Le 14 février 1864, le petit village de Nohant-en-Graçay conduisait à sa dernière demeure un excellent homme, extrêmement aimé et honoré de toute la commune, M. le commandant CARRAUD, officier de la Légion d'honneur, chevalier de Saint-Louis, et l'un des membres correspondants de notre Société du Berry.

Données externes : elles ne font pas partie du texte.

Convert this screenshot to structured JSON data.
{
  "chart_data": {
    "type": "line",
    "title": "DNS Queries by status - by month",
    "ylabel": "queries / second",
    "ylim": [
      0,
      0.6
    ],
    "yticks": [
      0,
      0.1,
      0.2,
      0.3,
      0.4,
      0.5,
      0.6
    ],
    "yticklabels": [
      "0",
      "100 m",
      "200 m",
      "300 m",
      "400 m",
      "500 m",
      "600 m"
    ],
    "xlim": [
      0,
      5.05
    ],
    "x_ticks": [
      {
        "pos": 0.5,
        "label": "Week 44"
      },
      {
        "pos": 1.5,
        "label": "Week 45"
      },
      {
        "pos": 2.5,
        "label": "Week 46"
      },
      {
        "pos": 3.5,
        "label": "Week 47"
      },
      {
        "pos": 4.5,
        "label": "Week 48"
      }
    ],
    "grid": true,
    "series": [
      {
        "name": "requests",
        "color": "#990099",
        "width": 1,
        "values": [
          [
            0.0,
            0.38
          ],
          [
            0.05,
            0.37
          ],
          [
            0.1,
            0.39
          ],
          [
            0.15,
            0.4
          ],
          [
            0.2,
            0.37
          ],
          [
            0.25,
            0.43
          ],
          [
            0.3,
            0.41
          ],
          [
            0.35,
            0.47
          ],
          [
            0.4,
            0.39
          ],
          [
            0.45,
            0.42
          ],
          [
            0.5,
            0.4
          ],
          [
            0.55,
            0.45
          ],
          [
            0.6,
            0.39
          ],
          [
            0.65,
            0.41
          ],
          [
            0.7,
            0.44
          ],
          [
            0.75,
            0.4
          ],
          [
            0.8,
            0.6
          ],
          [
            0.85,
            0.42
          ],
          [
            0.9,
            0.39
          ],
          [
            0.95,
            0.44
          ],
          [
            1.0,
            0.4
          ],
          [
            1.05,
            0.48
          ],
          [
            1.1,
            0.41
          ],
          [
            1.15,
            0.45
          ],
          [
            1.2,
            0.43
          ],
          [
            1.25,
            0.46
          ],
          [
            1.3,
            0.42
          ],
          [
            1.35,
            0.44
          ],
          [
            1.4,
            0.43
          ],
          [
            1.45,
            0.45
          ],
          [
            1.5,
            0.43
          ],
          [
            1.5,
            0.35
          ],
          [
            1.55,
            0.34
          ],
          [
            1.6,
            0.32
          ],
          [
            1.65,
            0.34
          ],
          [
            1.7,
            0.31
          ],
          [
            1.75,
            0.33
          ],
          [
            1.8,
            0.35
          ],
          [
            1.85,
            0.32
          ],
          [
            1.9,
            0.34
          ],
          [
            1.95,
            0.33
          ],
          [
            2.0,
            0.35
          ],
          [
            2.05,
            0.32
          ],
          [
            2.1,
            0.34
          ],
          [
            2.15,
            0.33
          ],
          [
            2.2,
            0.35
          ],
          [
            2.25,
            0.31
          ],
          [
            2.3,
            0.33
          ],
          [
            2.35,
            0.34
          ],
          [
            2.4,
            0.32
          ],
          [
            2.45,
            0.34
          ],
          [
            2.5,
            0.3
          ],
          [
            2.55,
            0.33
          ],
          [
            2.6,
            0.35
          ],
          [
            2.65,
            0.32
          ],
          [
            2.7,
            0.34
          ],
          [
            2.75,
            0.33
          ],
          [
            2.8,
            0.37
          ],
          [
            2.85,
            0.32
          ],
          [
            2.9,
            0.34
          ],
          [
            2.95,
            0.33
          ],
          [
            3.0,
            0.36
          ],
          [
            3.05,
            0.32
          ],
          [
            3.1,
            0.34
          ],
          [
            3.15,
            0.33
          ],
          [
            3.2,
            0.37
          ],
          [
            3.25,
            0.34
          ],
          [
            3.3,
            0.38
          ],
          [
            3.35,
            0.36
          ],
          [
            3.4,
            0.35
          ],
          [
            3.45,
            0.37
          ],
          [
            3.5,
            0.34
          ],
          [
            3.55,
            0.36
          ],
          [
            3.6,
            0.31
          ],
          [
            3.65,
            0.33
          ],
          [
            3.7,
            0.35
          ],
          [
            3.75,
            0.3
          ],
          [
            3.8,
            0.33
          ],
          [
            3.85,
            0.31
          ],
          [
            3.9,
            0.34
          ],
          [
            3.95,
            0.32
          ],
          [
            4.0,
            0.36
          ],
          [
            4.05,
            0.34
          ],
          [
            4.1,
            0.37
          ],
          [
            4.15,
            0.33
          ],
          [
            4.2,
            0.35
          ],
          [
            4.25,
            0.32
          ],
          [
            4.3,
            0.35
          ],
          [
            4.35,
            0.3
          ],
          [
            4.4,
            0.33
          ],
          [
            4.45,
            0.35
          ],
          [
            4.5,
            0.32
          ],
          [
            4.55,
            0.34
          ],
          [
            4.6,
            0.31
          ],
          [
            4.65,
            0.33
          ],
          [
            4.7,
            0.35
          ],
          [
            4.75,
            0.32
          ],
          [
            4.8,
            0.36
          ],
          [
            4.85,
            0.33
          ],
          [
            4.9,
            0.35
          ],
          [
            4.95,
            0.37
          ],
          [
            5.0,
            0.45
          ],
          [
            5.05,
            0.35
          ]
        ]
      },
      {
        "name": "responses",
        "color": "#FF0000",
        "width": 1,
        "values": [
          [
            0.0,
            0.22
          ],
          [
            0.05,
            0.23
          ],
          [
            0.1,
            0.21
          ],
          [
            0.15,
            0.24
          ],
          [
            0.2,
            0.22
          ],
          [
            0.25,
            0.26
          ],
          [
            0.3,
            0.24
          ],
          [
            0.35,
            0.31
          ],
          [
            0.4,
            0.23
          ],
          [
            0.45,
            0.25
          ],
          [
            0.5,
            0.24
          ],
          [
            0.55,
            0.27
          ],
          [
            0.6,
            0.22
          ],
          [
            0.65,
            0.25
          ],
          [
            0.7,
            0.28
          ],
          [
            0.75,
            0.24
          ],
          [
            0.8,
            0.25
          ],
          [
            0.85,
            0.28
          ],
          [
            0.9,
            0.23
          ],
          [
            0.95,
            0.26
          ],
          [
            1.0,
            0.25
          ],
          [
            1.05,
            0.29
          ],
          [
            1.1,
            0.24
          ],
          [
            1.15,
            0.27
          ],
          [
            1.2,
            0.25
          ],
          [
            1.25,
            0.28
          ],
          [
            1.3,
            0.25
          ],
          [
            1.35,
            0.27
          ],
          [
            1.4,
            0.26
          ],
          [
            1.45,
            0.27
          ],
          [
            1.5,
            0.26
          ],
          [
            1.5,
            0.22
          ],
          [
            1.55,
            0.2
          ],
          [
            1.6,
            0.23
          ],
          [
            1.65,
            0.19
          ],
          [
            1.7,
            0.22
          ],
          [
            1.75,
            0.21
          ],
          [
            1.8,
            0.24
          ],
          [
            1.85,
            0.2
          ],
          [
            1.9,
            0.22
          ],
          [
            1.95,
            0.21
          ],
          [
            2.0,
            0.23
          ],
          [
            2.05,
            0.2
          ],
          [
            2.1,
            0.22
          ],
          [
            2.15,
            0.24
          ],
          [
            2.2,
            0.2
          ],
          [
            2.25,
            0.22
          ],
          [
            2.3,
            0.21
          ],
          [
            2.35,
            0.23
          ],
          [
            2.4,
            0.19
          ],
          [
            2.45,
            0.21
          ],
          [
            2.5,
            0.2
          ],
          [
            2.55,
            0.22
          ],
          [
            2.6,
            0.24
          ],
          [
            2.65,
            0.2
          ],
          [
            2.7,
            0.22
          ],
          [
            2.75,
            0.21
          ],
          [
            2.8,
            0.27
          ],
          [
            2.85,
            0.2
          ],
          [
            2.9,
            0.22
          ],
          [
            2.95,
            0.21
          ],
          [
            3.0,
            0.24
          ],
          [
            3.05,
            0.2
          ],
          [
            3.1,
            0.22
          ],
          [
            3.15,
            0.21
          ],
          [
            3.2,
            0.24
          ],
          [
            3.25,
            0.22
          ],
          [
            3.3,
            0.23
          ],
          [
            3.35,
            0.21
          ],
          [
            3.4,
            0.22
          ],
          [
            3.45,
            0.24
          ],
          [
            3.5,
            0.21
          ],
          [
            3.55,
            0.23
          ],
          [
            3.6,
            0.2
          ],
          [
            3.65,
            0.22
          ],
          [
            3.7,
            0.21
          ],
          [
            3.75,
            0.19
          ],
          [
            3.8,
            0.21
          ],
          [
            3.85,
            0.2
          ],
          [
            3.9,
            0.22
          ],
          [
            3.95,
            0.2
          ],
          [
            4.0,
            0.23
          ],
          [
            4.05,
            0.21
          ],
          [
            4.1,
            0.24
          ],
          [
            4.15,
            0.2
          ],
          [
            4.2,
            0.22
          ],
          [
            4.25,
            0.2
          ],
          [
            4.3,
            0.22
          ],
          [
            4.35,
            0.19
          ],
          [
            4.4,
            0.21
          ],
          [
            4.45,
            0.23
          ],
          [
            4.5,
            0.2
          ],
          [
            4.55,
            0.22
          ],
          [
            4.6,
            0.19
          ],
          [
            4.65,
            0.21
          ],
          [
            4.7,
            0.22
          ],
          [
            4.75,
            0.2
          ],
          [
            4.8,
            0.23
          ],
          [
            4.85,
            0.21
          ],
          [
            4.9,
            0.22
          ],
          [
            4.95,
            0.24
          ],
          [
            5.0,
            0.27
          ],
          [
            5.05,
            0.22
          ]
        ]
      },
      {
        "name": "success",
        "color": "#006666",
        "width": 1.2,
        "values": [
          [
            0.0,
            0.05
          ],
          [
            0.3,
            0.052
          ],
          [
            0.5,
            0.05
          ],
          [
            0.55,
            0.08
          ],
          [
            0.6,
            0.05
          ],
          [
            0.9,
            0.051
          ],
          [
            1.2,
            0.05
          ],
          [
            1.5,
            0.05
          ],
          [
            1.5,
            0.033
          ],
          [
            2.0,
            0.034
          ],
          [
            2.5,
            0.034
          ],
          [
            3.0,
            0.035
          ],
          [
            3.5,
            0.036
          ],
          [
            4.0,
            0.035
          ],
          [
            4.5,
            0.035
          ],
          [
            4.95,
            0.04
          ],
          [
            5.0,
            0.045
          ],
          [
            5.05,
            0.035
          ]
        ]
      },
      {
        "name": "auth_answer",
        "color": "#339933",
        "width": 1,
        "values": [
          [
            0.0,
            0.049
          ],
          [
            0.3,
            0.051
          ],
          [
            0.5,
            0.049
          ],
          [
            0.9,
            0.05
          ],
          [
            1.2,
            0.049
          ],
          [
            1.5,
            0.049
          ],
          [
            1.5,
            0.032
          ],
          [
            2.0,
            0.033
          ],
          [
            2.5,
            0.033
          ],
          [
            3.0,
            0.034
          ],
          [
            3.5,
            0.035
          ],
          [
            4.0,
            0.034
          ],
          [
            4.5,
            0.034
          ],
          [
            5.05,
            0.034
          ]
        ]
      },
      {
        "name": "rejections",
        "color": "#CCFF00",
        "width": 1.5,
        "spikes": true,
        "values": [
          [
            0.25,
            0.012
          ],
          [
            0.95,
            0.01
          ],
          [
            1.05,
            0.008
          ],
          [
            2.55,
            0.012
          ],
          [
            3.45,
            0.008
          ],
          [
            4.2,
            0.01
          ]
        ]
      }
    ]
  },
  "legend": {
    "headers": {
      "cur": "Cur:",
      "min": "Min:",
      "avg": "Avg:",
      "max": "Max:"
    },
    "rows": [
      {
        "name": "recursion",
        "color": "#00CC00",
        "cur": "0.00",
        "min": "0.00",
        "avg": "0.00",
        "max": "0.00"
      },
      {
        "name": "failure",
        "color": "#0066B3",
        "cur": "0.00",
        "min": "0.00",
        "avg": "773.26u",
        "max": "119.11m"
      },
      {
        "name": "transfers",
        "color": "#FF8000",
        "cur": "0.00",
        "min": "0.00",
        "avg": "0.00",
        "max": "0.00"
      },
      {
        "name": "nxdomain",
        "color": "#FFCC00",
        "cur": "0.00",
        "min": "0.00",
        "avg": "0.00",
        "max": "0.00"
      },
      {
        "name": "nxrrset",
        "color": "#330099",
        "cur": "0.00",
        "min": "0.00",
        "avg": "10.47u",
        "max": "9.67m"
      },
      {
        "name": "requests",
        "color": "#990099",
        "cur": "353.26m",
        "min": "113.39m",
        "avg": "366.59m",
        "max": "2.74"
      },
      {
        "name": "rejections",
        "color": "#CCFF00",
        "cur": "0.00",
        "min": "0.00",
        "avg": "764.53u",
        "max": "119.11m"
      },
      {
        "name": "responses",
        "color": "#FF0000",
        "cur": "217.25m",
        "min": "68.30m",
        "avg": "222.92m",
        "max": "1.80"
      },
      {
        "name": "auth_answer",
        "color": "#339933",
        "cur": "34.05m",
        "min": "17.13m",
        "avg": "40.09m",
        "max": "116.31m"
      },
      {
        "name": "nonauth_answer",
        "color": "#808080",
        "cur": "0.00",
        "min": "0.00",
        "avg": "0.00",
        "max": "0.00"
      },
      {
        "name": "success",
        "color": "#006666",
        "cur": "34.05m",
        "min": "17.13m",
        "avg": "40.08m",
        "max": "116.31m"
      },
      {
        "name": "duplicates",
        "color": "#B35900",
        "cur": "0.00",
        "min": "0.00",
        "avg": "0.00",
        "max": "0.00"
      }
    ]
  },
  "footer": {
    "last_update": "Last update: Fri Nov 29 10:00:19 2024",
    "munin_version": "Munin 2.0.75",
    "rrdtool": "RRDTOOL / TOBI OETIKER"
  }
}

Dès la matinée, les rues et la place du bourg étaient encombrées d'une foule empressée et respectueuse. Les routes voisines étaient couvertes de charrettes, de carrioles, d'équipages de maître.
Amis du grand monde, - amis ouvriers, - amis laboureurs, - tous étaient accourus de plusieurs lieues à la ronde et réunissaient libéralement leurs sympathies pour le vieux commandant, dans un suprême hommage autour de son cercueil.
La petite église de Nohant était ce jour-là trop étroite, et le pieux empressement de la foule avait peine tenir dans les limites de la place publique.
Ce digne vétéran des armées de la république et de l'empire, témoin et acteur de tous ces grands événements légendaires qui remplissent notre histoire, toujours affable et bienveillant pour ses égaux, avait su constamment être bon et facilement abordable pour les petits.

Aussi, pour ces campagnes, sa maison était-elle le lieu où l'on venait chercher, à coup sûr, l'amitié et le bon conseil. - Dans cette humble commune, toutes les améliorations matérielles, tous les exhaussements du cœur, de l'âme et de l'intelligence, dateront longtemps du précieux séjour de M. CARRAUD et de Mme  Zulma CARRAUD, l'auteur de Petite Jeanne, des Métamorphoses d'une goutte d'eau, des Historiettes, que vous avez tous lues, - et qui s'était instituée bénévolement maîtresse d'école pour les petites filles du village, et révélée, par occasion, l'un de nos bons conteurs pour l'enfance.

Nous avons reçu d'un des meilleurs amis de M. CARRAUD, de l'un de ceux qui l'ont le mieux connu, les détails biographiques suivants :
François-Michel CARRAUD, né le 24 août 1781, à Bourges, où sou père était président au grenier à sel, n'avait que seize ans quand il fut reçu à l'École polytechnique. Il en sortit avec un bon numéro, fut admis à l'École d'artillerie de Châlons, et le 23 septembre 1801, il fit partie du 2e régiment d'artillerie à pied comme sous-lieutenant, mais on le garda à l'École, à titre de professeur-adjoint de fortification.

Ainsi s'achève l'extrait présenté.